Kafka ZooKeeper request latency high: metadata slowdowns in ZK mode

If you run Kafka in ZooKeeper mode and kafka.server:type=ZooKeeperClientMetrics,name=ZooKeeperRequestLatencyMs is climbing, a sustained p99 above 100 ms means the controller event queue is already backing up. Above 1 s, you approach the zookeeper.session.timeout.ms boundary and brokers risk session expiry. In ZK mode, every leader election, ISR change, and topic update flows through the ensemble. When ZK stalls, the controller stalls, metadata propagation freezes, and the cluster degrades in a way that looks like a broker problem but originates in the metadata plane.

Distinguish ZK-side slowness from local broker issues, know the safe thresholds, and stop the cascade before sessions expire.
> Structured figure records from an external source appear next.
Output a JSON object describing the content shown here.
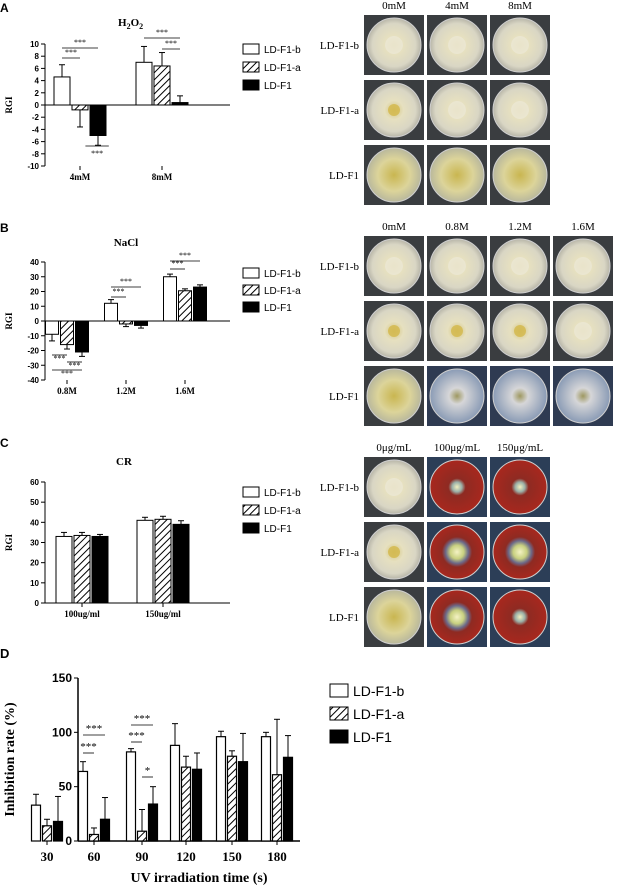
{
  "panels": {
    "A": {
      "label": "A",
      "photo_columns": [
        "0mM",
        "4mM",
        "8mM"
      ],
      "photo_rows": [
        "LD-F1-b",
        "LD-F1-a",
        "LD-F1"
      ]
    },
    "B": {
      "label": "B",
      "photo_columns": [
        "0mM",
        "0.8M",
        "1.2M",
        "1.6M"
      ],
      "photo_rows": [
        "LD-F1-b",
        "LD-F1-a",
        "LD-F1"
      ]
    },
    "C": {
      "label": "C",
      "photo_columns": [
        "0μg/mL",
        "100μg/mL",
        "150μg/mL"
      ],
      "photo_rows": [
        "LD-F1-b",
        "LD-F1-a",
        "LD-F1"
      ]
    },
    "D": {
      "label": "D"
    }
  },
  "colors": {
    "LD-F1-b": "#ffffff",
    "LD-F1-a": "hatch",
    "LD-F1": "#000000",
    "plate_light": "#e6e2c6",
    "plate_red": "#a0241c"
  },
  "chart_data": [
    {
      "id": "A",
      "type": "bar",
      "title": "H2O2",
      "title_main": "H",
      "title_sub1": "2",
      "title_mid": "O",
      "title_sub2": "2",
      "xlabel": "",
      "ylabel": "RGI",
      "categories": [
        "4mM",
        "8mM"
      ],
      "ylim": [
        -10,
        10
      ],
      "yticks": [
        -10,
        -8,
        -6,
        -4,
        -2,
        0,
        2,
        4,
        6,
        8,
        10
      ],
      "legend_position": "right",
      "series": [
        {
          "name": "LD-F1-b",
          "values": [
            4.6,
            7.0
          ],
          "errors": [
            2.0,
            2.6
          ]
        },
        {
          "name": "LD-F1-a",
          "values": [
            -0.8,
            6.4
          ],
          "errors": [
            2.8,
            2.2
          ]
        },
        {
          "name": "LD-F1",
          "values": [
            -5.0,
            0.4
          ],
          "errors": [
            1.6,
            1.1
          ]
        }
      ],
      "significance": [
        "***",
        "***",
        "***",
        "***",
        "***"
      ]
    },
    {
      "id": "B",
      "type": "bar",
      "title": "NaCl",
      "xlabel": "",
      "ylabel": "RGI",
      "categories": [
        "0.8M",
        "1.2M",
        "1.6M"
      ],
      "ylim": [
        -40,
        40
      ],
      "yticks": [
        -40,
        -30,
        -20,
        -10,
        0,
        10,
        20,
        30,
        40
      ],
      "legend_position": "right",
      "series": [
        {
          "name": "LD-F1-b",
          "values": [
            -9,
            12,
            30
          ],
          "errors": [
            4.5,
            2.5,
            1.8
          ]
        },
        {
          "name": "LD-F1-a",
          "values": [
            -16,
            -2,
            20.5
          ],
          "errors": [
            3.0,
            1.8,
            1.3
          ]
        },
        {
          "name": "LD-F1",
          "values": [
            -21,
            -3,
            23
          ],
          "errors": [
            3.0,
            1.8,
            1.5
          ]
        }
      ],
      "significance": [
        "***",
        "***",
        "***",
        "***",
        "***",
        "***",
        "***"
      ]
    },
    {
      "id": "C",
      "type": "bar",
      "title": "CR",
      "xlabel": "",
      "ylabel": "RGI",
      "categories": [
        "100ug/ml",
        "150ug/ml"
      ],
      "ylim": [
        0,
        60
      ],
      "yticks": [
        0,
        10,
        20,
        30,
        40,
        50,
        60
      ],
      "legend_position": "right",
      "series": [
        {
          "name": "LD-F1-b",
          "values": [
            33,
            41
          ],
          "errors": [
            2.0,
            1.5
          ]
        },
        {
          "name": "LD-F1-a",
          "values": [
            33.5,
            41.5
          ],
          "errors": [
            1.5,
            1.5
          ]
        },
        {
          "name": "LD-F1",
          "values": [
            33,
            39
          ],
          "errors": [
            1.0,
            1.8
          ]
        }
      ],
      "significance": []
    },
    {
      "id": "D",
      "type": "bar",
      "title": "",
      "xlabel": "UV irradiation time (s)",
      "ylabel": "Inhibition rate (%)",
      "categories": [
        "30",
        "60",
        "90",
        "120",
        "150",
        "180"
      ],
      "ylim": [
        0,
        150
      ],
      "yticks": [
        0,
        50,
        100,
        150
      ],
      "legend_position": "right",
      "series": [
        {
          "name": "LD-F1-b",
          "values": [
            33,
            64,
            82,
            88,
            96,
            96
          ],
          "errors": [
            10,
            9,
            3,
            20,
            5,
            4
          ]
        },
        {
          "name": "LD-F1-a",
          "values": [
            14,
            6,
            9,
            68,
            78,
            61
          ],
          "errors": [
            6,
            6,
            20,
            10,
            5,
            51
          ]
        },
        {
          "name": "LD-F1",
          "values": [
            18,
            20,
            34,
            66,
            73,
            77
          ],
          "errors": [
            23,
            20,
            16,
            15,
            26,
            20
          ]
        }
      ],
      "significance": [
        "***",
        "***",
        "***",
        "***",
        "*"
      ]
    }
  ]
}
If you run Kafka 4.0 or later, this guide does not apply; ZK mode was removed in 4.0.

What this means

ZK latency is the broker-side measurement of every RPC to the ZooKeeper ensemble. The controller commits partition state, updates ISR membership, registers brokers, and handles leader elections through these operations. When p99 rises from a healthy sub-10 ms to 100 ms, each controller event takes an order of magnitude longer. Because the controller processes events sequentially, slow ZK operations back up the controller event queue. Partitions needing new leaders or ISR updates wait in line.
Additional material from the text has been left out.